Posted 12 January 2018
By Zachary Brennan
Confusion and concerns over portions of a tobacco-related final rule have pushed the US Food and Drug Administration (FDA) to delay implementation of the sections dealing with the types of evidence FDA may consider to determine how a manufacturer intends for its medical product to be used.
"This is a determination that can have significant implications for, among other things, how manufacturers communicate about and promote their products. How we determine intended use is an important issue that touches many fundamental aspects of the FDA’s work," FDA Commissioner Scott Gottlieb said in a statement.
Until 5 February 2018, FDA is seeking comments on the proposal to delay the 19 March 2018 effective date of the portion of the rule related to intended use of medical products, though the tobacco-related portions of the final rule will go into effect.
The agency also noted in a Federal Register notice published Friday that issues raised in a petition filed by PhRMA, BIO and the Medical Information Working Group, as well as the comments on the 2015 proposed rule and others from 2017 "underscore for FDA the potential for confusion related to the language in the final rule."
Patti Zettler, associate professor of law at Georgia State University School of Law, told Focus: "As a preliminary matter, I think the indefinite delay of this rule suggests that there is an improved prospect that FDA will not go forward with the rule as is. In the meantime, though, some of the language that industry has long been concerned about - that knowledge of unapproved uses can be evidence of intended use - remains in place."

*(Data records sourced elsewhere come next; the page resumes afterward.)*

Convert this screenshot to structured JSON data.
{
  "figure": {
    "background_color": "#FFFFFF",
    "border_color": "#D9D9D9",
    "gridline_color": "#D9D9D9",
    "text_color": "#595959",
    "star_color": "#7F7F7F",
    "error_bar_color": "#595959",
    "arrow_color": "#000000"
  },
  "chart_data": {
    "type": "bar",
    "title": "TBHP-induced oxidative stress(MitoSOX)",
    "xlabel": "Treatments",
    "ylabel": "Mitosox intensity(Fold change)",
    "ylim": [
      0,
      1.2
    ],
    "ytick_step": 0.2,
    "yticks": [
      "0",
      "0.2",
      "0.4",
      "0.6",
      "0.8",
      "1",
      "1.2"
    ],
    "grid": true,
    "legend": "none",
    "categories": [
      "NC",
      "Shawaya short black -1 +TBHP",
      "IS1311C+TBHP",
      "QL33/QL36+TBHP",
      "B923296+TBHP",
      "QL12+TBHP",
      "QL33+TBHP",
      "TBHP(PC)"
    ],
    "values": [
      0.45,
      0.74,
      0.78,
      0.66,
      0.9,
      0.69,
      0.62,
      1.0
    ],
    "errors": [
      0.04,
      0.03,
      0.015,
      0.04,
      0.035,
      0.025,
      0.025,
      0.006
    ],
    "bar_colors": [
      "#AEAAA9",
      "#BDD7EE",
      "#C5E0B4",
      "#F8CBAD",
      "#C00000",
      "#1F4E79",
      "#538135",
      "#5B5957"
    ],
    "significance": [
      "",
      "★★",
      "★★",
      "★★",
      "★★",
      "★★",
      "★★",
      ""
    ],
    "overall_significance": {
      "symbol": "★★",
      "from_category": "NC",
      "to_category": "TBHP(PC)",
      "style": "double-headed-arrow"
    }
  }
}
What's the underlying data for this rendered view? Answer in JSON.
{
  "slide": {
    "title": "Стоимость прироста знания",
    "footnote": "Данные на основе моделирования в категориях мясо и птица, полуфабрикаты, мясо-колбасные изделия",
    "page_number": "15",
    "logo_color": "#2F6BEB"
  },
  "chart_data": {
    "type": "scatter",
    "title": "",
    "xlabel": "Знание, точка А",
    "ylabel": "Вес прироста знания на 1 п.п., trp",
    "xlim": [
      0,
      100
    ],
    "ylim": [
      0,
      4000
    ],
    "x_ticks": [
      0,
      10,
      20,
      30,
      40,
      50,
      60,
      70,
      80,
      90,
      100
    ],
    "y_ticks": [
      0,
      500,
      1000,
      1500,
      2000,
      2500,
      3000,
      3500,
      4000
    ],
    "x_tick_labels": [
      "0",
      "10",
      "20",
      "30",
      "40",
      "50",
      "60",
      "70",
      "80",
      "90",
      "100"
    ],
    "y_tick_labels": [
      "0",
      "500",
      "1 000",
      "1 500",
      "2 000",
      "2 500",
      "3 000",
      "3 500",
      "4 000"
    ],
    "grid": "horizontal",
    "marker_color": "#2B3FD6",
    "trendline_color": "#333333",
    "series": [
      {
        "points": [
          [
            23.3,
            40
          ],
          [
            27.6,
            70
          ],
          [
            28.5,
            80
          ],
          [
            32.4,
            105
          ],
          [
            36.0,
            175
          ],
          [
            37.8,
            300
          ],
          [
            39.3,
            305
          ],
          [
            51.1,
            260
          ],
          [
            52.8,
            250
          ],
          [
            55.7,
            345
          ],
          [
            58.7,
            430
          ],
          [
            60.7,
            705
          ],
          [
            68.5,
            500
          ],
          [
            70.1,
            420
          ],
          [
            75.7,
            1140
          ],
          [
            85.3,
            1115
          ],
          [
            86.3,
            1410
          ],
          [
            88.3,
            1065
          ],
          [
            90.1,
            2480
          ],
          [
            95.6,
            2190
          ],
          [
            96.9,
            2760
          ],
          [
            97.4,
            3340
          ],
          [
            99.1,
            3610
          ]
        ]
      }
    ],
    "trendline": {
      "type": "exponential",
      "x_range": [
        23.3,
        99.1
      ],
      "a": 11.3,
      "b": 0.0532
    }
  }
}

At issue is how the initially proposed rule sought to remove a sentence, which FDA Law Blog last February called "the famous 'knowledge' sentence: 'But if a manufacturer knows, or has knowledge of facts that would give him notice, that a [drug or device] introduced into interstate commerce . . . is to be used for conditions, purposes, or uses other than the ones for which he offers it, he is required to provide adequate labeling for such a drug/device which accords with such other uses to which the article is to be put.'"
But the final rule did not remove the sentence and instead amended it with new language that angered industry groups, which called the move "a new and unsupported legal standard."
The new sentence said: "And if the totality of the evidence establishes that a manufacturer objectively intends that a device [or drug] introduced into interstate commerce by him is to be used for conditions, purposes, or uses other than ones for which it has been approved, cleared, granted marketing authorization, or is exempt from premarket notification requirements (if any), he is required, in accordance with section 502(f) of the Federal Food, Drug, and Cosmetic Act, or, as applicable, duly promulgated regulations exempting the device from the requirements of section 502(f)(1), to provide for such device [or drug] adequate labeling that accords with such other intended uses."
As far as whether FDA might take another stab at what it means by intended use with a different or further amended rulemaking, Zettler noted that that largely depends on how high a priority it is for the agency.
FDA also explained how several comments raised legal concerns with the final rule, including arguments to the effect that the rule violates the First Amendment by regulating truthful speech regarding lawful activity.
Zettler added: "It's important to distinguish the agency's use of knowledge, or a 'totality of the evidence,' to determine the intended use of wholly unapproved products and its use of such evidence to determine the intended use of approved products. I think the First Amendment arguments are stronger when considering approved products, and the connection to off-label promotion, which is where courts have seemed inclined to question the constitutionality of FDA's policies."